“Find out, though the seas rise to engulf us, or the sky falls to crush us; only the truth is sacred.”
Series of historical mysteries by British historian Peter Beresford Ellis under the pen name of Peter Tremayne. Sister Fidelma of Cashel is a 7th-century Irish religiuse, educated at the abbey of Kildare. Also sister to King Colgu of Muman (modern Munster), and a trained dalaigh, or lawyer, Fidelma travels Dark-Ages Europe with her friend, later husband
the Saxon Brother Eadulf, former gerefa (magistrate) of Seaxmund's Ham (modern Saxmundham, Suffolk).
Ellis uses Fidelma and Eadulf to expound to the reader on the society of Ireland during this period, and on the complex web of cultures, places, religions and rivalries. Irish society was surprisingly Fair for Its Day
, compared with its neighbors. The stories often focus on specific points of law, or on comparison between societies and religions. Ellis brings up the following points particularly often
- Position was not strictly hereditary; kings and chiefs were elected by their families, and could be removed from their posts.
- Up until the 9th century or so, many religious houses were coed; priests, monks and nuns could marry, and women could be priests and even bishops. At the time of the series, what we now call Catholicism was starting to gain ascendancy over Celtic Christianity, but it was not yet all-powerful.
- Women's rights were relatively progressive. Women could take significant social roles such as warriors, rulers, and lawyers; they could divorce their husbands and have child custody and alimony; they could own their own property and choose their husbands.
- There were many laws for the safety of citizens and communities. Trials were a right; innkeepers were required to keep clean establishments and lit lanterns; workers in dangerous professions were required to safeguard their workplaces. There were also many types of legal agreements, for example a dozen kinds of marriage.
There are 21 novels and two anthologies of short stories. The first, Absolution by Murder,
was published in 1994.
This series provides examples of:
- Always Murder: At least three in every novel.
- Artifact Title: Sister Fidelma quits the religious life about halfway through the series.
- Asskicking Equals Authority: Irish chieftains were required to be of sound body, and stepped down when physically unfit.
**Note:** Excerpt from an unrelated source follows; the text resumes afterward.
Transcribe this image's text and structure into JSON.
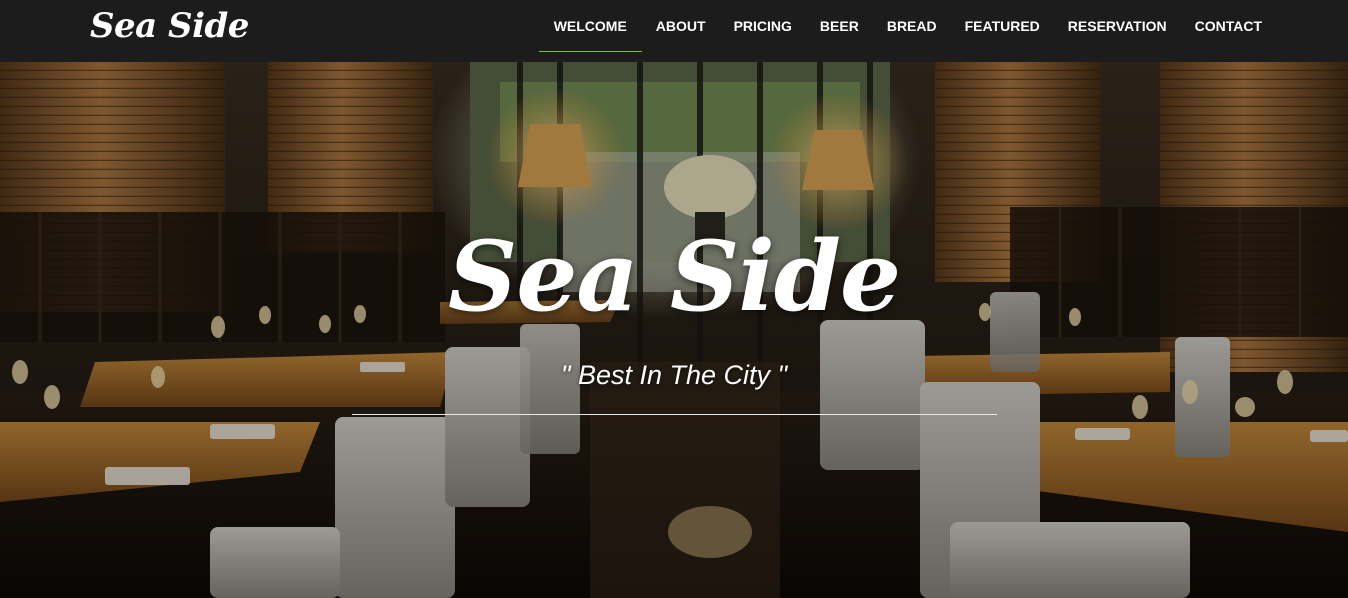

In one book, Colgu is attacked but the assassins don't even try to kill him, just injure and disqualify him for the kingship.
- As You Know: Constant, both in-dialogue and out.
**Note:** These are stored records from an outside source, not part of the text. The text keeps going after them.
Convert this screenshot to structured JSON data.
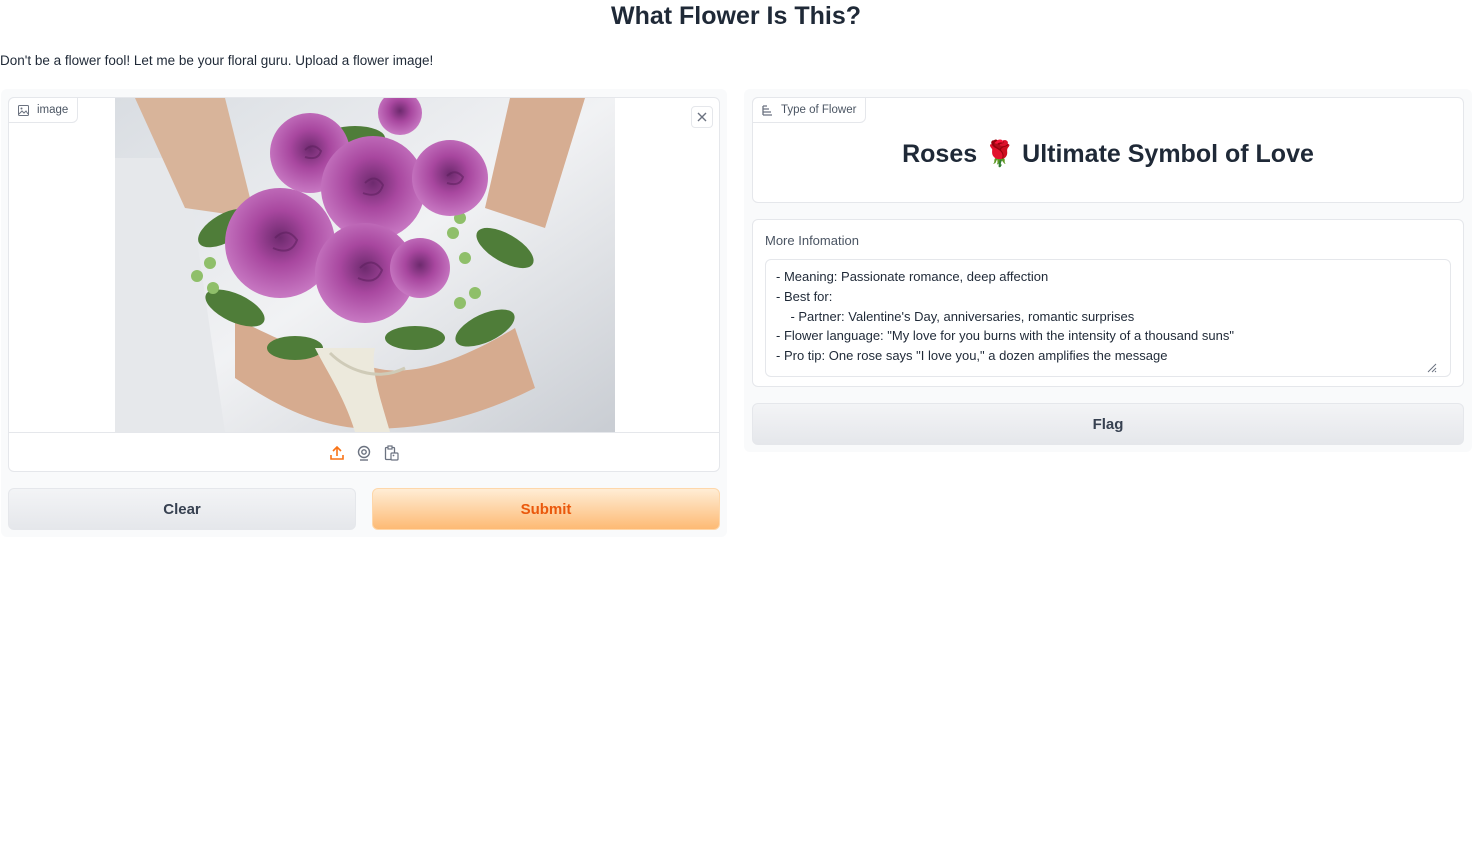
{
  "header": {
    "title": "What Flower Is This?",
    "description": "Don't be a flower fool! Let me be your floral guru. Upload a flower image!"
  },
  "input": {
    "image_label": "image",
    "image_icon": "image-icon",
    "close_icon": "close-icon",
    "toolbar_icons": [
      "upload-icon",
      "webcam-icon",
      "clipboard-icon"
    ],
    "colors": {
      "upload_icon": "#f97316"
    }
  },
  "actions": {
    "clear_label": "Clear",
    "submit_label": "Submit",
    "flag_label": "Flag"
  },
  "output": {
    "label_title": "Type of Flower",
    "label_value": "Roses 🌹 Ultimate Symbol of Love",
    "info_title": "More Infomation",
    "info_text": "- Meaning: Passionate romance, deep affection\n- Best for:\n    - Partner: Valentine's Day, anniversaries, romantic surprises\n- Flower language: \"My love for you burns with the intensity of a thousand suns\"\n- Pro tip: One rose says \"I love you,\" a dozen amplifies the message"
  }
}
- Busman's Holiday: Fidelma can't go anywhere without finding a mystery to solve, much to Eadulf's chagrin.
- Christianity is Catholic: Averted every which way; while what will become Catholicism is recognizable, there are undercurrents of conflict both within it (even the Pope, while disapproving, didn't technically outlaw coed houses at the time) and between it and Celtic Christianity (different methods of crossing oneself, different tonsures, different official attitudes towards women). Other, more exotic varieties of Christianity also appear, such as Ethiopian.
- Exotic Detective: Both to the reader (as a way to introduce a little known time and culture) and within the story; while Fidelma is well-known and accepted within Ireland, her Saxon friend Eadulf is less welcome, and this reverses itself outside Ireland where women are not expected to be so forthright, or to have such education. Or for a princess of Munster to concern herself with the doings of commoners who aren't even Irish.
- Historical-Domain Character: King Colgu, and several other historical kings and priests. The Synod of Whitby is the setting of the first book, and several of its actual participants are important characters.
- Politically-Active Princess: Many of the murders have political implications for Colgu and his kingdom of Muman, so Fidelma often has to be diplomatic.
- Significant Green-Eyed Redhead: Fidelma.
- Summation Gathering: Almost every time.
- Taking the Veil: Played with; religious houses even before Christianity were closer to schools than places of worship. Fidelma becomes a religiuse primarily because of the educational opportunities it offers, and gradually withdraws from the religious life.
- The Watson: Eadulf. Also, as a foreigner to Ireland, he has constant exposition spouted at him for the readers' benefit.